MEMORANDUM **
Appellant Michael Wilson appeals the 94-month sentence imposed by the district court following his guilty-plea conviction for being a felon in possession of a firearm, in violation of 18 U.S.C. §§ 922(g)(1) and 924(a)(2). We have jurisdiction pursuant to 18 U.S.C. § 3742(a), and we affirm.
Wilson contends that the district court erred by applying: (1) a 2-level increase in his base offense level for possession of 3-7 firearms, pursuant to U.S.S.G. § 2K2.1(b)(l)(A); (2) a second 2-level increase because one of the firearms was stolen, pursuant to U.S.S.G. § 2K2.1(b)(4), and; (3) and a further 4-level increase for possession of a firearm in connection with another felony, pursuant to U.S.S.G. § 2K2.1(b)(5). Wilson does not dispute that the firearm in question was stolen, but asserts that he did not possess it. We disagree.
Wilson was apprehended asleep in the master bedroom of his mobile home *938with three fírearms-one of which was stolen-within arms’ reach, and a fourth in the bedroom closet. A bedside-table drawer contained 12 grams of methamphetamine, assorted drug-dealing paraphernalia and a handgun. Finally, a house guest attested that he had seen Wilson selling and using drugs, and Wilson’s mobile home was protected by three surveillance cameras.

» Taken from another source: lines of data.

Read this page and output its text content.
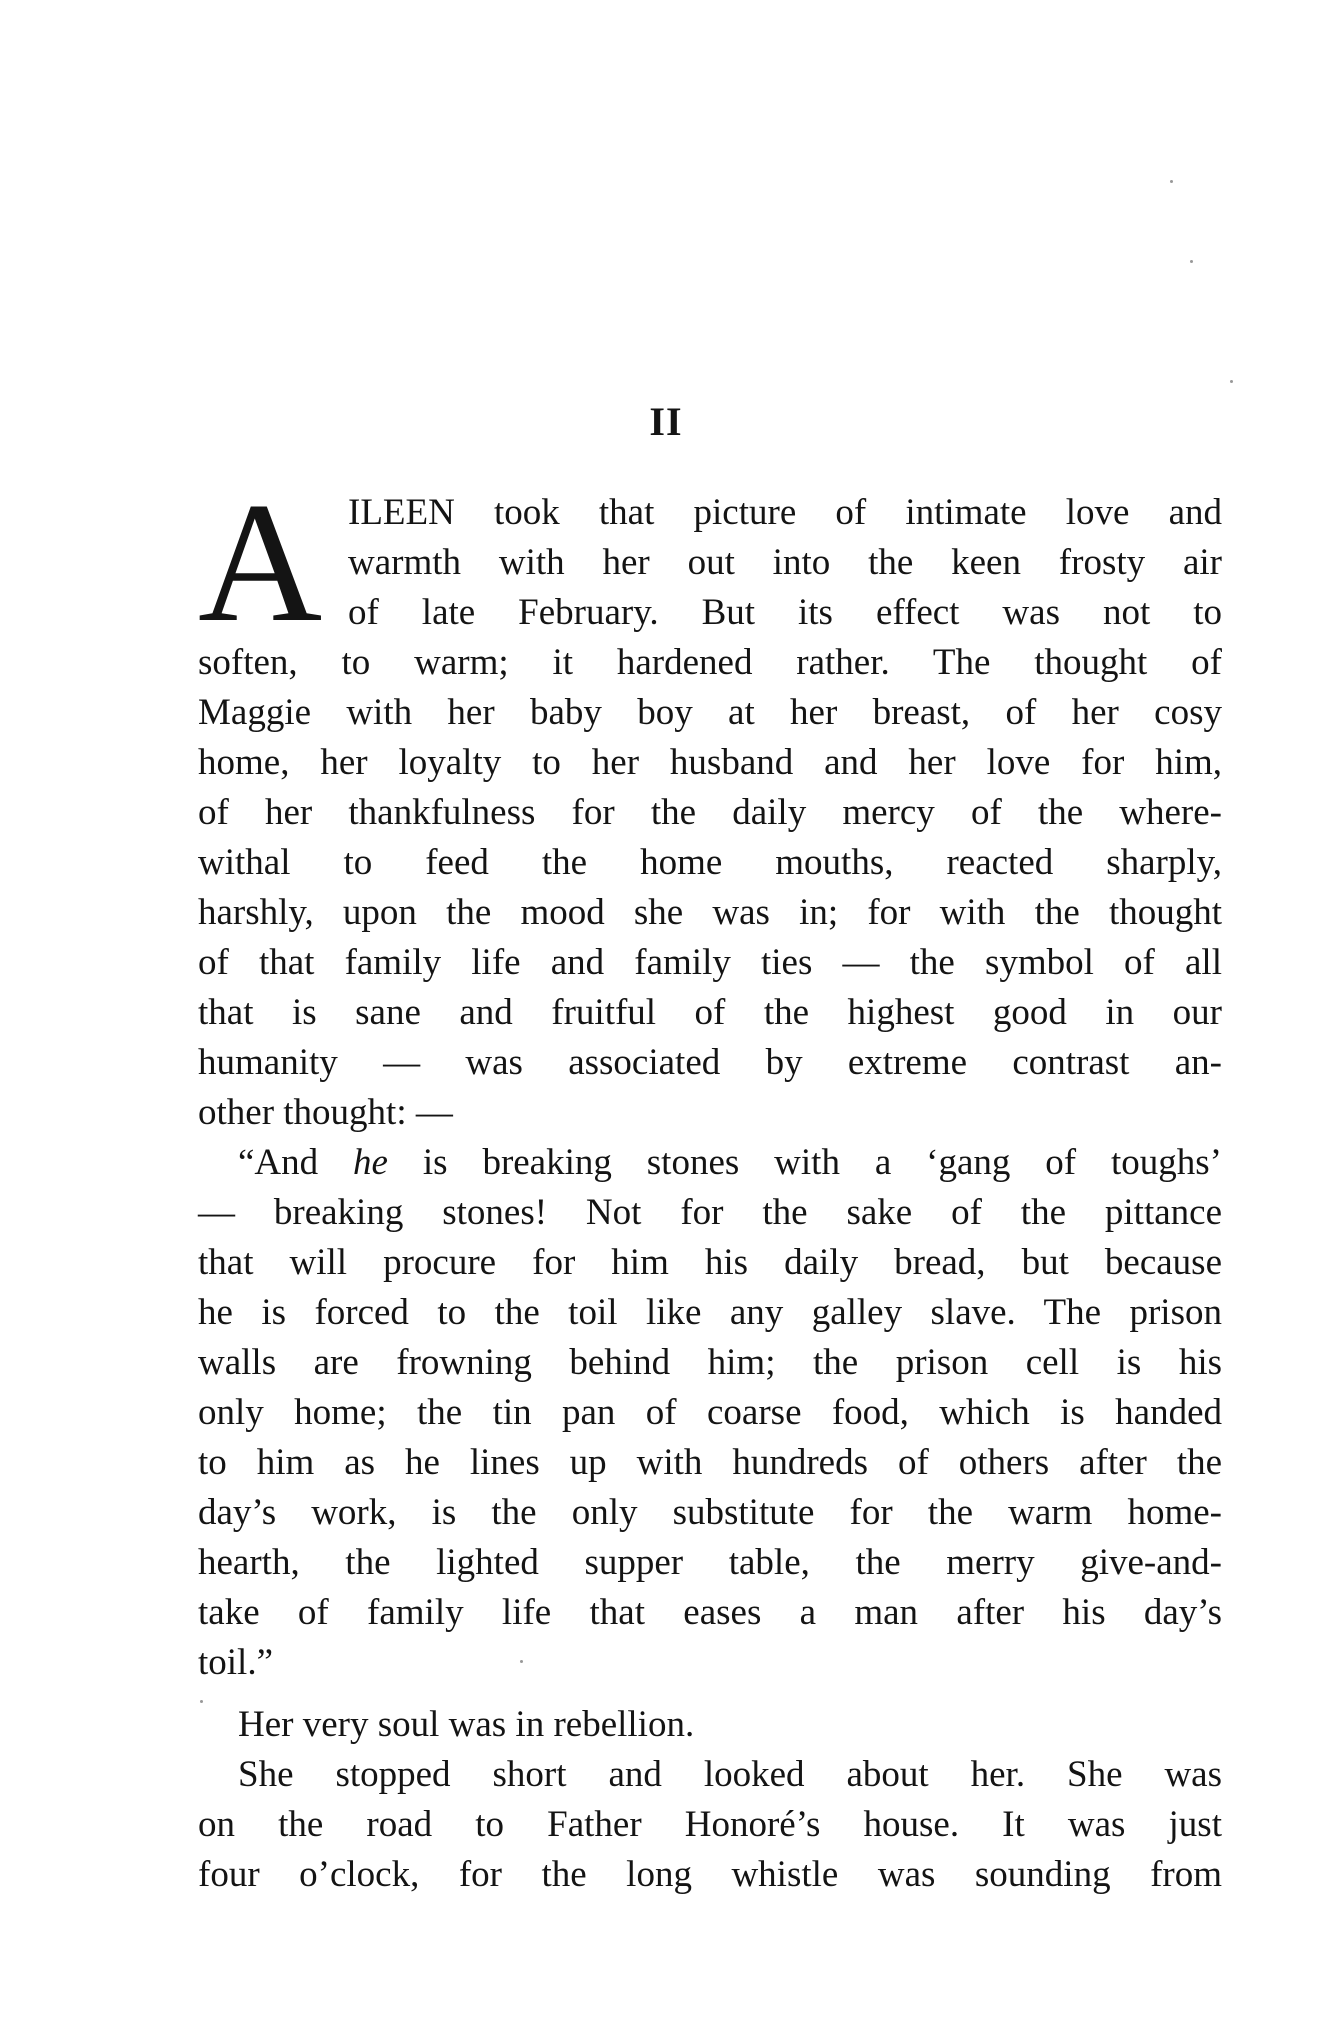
II
A ILEEN took that picture of intimate love and
warmth with her out into the keen frosty air
of late February. But its effect was not to
soften, to warm; it hardened rather. The thought of
Maggie with her baby boy at her breast, of her cosy
home, her loyalty to her husband and her love for him,
of her thankfulness for the daily mercy of the where-
withal to feed the home mouths, reacted sharply,
harshly, upon the mood she was in; for with the thought
of that family life and family ties — the symbol of all
that is sane and fruitful of the highest good in our
humanity — was associated by extreme contrast an-
other thought: —
“And he is breaking stones with a ‘gang of toughs’
— breaking stones! Not for the sake of the pittance
that will procure for him his daily bread, but because
he is forced to the toil like any galley slave. The prison
walls are frowning behind him; the prison cell is his
only home; the tin pan of coarse food, which is handed
to him as he lines up with hundreds of others after the
day’s work, is the only substitute for the warm home-
hearth, the lighted supper table, the merry give-and-
take of family life that eases a man after his day’s
toil.”
Her very soul was in rebellion.
She stopped short and looked about her. She was
on the road to Father Honoré’s house. It was just
four o’clock, for the long whistle was sounding from
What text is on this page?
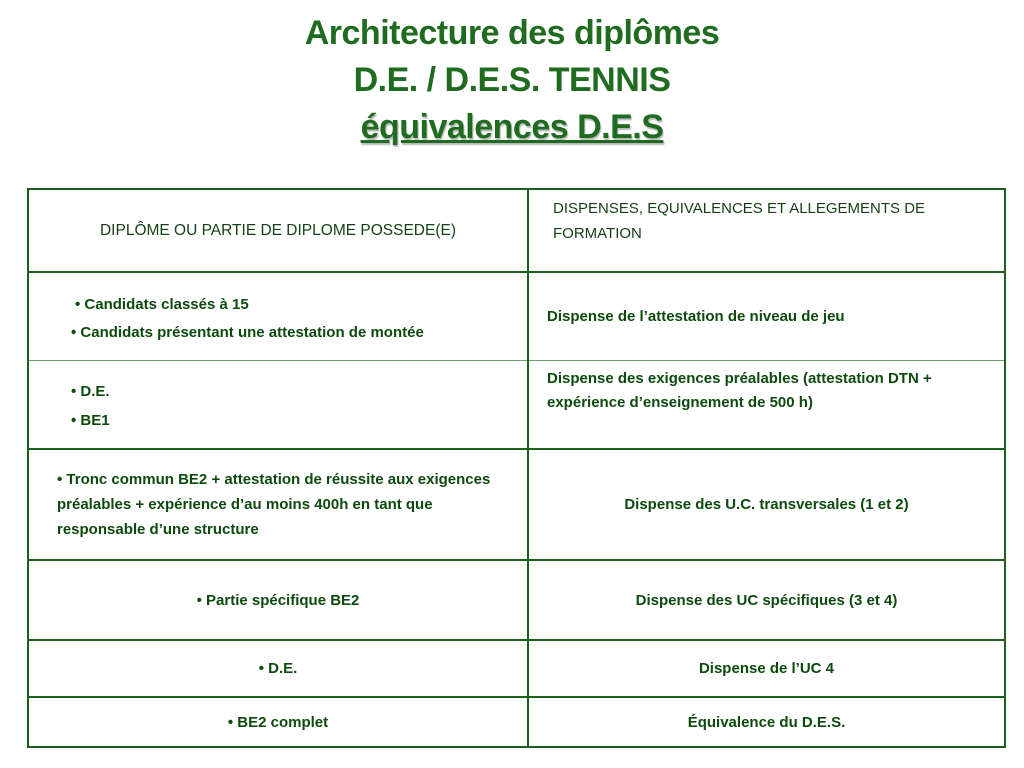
Architecture des diplômes
D.E. / D.E.S. TENNIS
équivalences D.E.S
DIPLÔME OU PARTIE DE DIPLOME POSSEDE(E)	DISPENSES, EQUIVALENCES ET ALLEGEMENTS DE FORMATION

• Candidats classés à 15
• Candidats présentant une attestation de montée	Dispense de l’attestation de niveau de jeu

• D.E.
• BE1	Dispense des exigences préalables (attestation DTN + expérience d’enseignement de 500 h)
• Tronc commun BE2 + attestation de réussite aux exigences préalables + expérience d’au moins 400h en tant que responsable d’une structure	Dispense des U.C. transversales (1 et 2)
• Partie spécifique BE2	Dispense des UC spécifiques (3 et 4)
• D.E.	Dispense de l’UC 4
• BE2 complet	Équivalence du D.E.S.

Accordingly, we cannot say that the district court clearly erred in finding by a preponderance of the evidence1 that Wilson possessed 3-7 handguns,2 see United States v. Terry, 911 F.2d 272, 278 (9th Cir.1990) (stating that defendant has constructive possession of a firearm where he has knowledge of its presence and “both the power and the intention to exercise dominion and control over it”), and that Wilson possessed a firearm in connection with his felonious drug activity, see United States v. Polanco, 93 F.3d 555, 566-67 (9th Cir.1996) (affirming application of a 4-level enhancement under § 2K2.1(b)(5) where the firearm had a “potentially emboldening role” in defendant’s drug activity by “afford[ing] him a ready means of compelling payment or of defending the cash and drugs stored in the car”).
AFFIRMED.
This disposition is not appropriate for publication and may not be cited to or by the courts of this circuit except as may be provided by Ninth Circuit Rule 36-3.
. The 4-level increase in offense level under § 2K2.1(b)(5) did not have a grossly disproportionate effect on Wilson’s sentence because it did not double his sentence or push his sentence beyond the statutory maximum. Accordingly, we reject his contention that a "clear and convincing” standard of proof should apply to this enhancement. See United States v. Johansson, 249 F.3d 848, 856-57 (9th Cir.2001) (applying a preponderance standard for a 4-level enhancement because the increase was less than 5 levels and did not double the guideline sentencing range).
. We also find that the district court resolved all factual disputes necessary to its sentencing determinations.